A 10-year-old unvaccinated girl spreads measles to five other children in Italy and alarms go off

Eight measles cases confirmed at the pediatric hospital Giovanni XXIII in Bari (of which five are children), they have raised alarms again in Italy.

The new outbreak seems to have its origin in a ten year old girl without vaccinating, who was hospitalized in the hospital's infectious diseases ward. According to the newspaper La Repubblica, the little girl would have infected her younger sister and a child just 11 months old admitted to an otitis in the same hospital, too small to be vaccinated.

Three more adults with measles

Three more cases of measles have also been detected in women that are related to the hospital center of Bari, although it is being investigated if they have the same origin.

One of them is a worker at the center and another was under emergency observation for 12 hours because of a suspicion of hepatitis, one of the possible complications of the virus.

The third woman, mother of twins, accompanied one of them to the children's hospital for other reasons, and it seems that she would have arrived with measles symptoms.

The prevention measures seem to have failed

Sources of the Italian hospital indicate that some of these cases could be due to an incorrect management of the contagious disease management protocol, so an internal audit is already being carried out to determine if the girl was not isolated or was not done correctly.

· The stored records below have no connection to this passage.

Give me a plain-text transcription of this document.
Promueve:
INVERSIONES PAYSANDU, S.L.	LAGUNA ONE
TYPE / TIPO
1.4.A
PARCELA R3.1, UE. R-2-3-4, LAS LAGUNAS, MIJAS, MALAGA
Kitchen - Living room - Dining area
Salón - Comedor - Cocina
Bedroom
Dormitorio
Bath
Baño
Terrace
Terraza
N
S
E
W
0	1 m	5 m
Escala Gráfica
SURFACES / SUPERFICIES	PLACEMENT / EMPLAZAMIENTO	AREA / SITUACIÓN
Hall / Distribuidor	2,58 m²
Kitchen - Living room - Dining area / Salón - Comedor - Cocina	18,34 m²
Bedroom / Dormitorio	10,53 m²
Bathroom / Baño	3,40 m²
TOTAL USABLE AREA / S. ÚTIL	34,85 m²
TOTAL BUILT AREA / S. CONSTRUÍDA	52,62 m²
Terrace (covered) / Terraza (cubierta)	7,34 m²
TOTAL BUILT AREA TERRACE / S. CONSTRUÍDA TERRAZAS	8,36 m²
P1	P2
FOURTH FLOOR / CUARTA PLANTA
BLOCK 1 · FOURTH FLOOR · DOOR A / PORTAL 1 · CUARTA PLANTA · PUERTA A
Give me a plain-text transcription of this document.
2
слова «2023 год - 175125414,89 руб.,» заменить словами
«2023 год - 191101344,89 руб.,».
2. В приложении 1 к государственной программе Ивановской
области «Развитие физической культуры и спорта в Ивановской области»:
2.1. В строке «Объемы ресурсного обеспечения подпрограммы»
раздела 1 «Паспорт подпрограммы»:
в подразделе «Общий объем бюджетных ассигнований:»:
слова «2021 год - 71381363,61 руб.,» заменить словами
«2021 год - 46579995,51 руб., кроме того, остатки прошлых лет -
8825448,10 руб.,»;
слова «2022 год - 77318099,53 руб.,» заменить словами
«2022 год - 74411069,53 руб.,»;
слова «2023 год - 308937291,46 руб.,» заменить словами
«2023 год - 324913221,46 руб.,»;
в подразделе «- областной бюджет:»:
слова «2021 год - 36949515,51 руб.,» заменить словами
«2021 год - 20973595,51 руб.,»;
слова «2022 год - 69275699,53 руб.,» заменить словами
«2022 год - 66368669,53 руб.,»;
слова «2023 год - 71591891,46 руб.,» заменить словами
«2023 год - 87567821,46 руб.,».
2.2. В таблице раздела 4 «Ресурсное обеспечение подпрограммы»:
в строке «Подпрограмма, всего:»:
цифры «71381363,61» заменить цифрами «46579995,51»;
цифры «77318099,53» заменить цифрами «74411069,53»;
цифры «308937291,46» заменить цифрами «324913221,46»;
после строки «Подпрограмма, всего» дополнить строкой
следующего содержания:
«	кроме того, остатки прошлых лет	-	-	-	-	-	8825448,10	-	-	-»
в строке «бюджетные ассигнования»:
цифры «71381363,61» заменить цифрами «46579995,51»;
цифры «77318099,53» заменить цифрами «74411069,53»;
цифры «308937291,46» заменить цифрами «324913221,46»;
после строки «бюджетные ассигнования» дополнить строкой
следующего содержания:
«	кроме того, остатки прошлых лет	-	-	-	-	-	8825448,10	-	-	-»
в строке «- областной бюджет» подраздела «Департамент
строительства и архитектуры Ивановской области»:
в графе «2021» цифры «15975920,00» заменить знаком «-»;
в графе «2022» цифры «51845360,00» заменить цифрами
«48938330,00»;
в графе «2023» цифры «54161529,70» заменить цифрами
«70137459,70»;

Following the facts, the Minister of Health, Giulia Grillo, has announced a new plan for the elimination of measles and rubella, already existing but not updated since 2011, as well as a circular to standardize the protocols for action in cases of appearance of these contagious diseases.

Italian protocols provide for isolation and the mere suspicion of a measles case should be reported to the Department of Prevention of Local Healthcare, "because measles is one of the most contagious diseases we know," said Maria Chironna, director of the laboratory of University epidemiology.

The expert adds that these cases have served to remind once again that the only measles prevention is the vaccine, and that the responsibility is not limited only to the welfare of their own children, but also to the environment around them.

In Babies and more The measles outbreak that threatens Europe: vaccination is the only solution

A measure with special relevance in Italy, where there has been a rebound in this infectious disease, which can be avoided with a vaccine that is recommended at 13 months.

In fact, the last report of the World Health Organization (WHO) on measles cases in Europe, pointed to this country as the fourth with the highest number of cases of this contagious disease during the first half of 2018 (2,020).

In 2017, four people died from this preventable disease with a vaccine "safe, efficient and economical", as WHO recalls.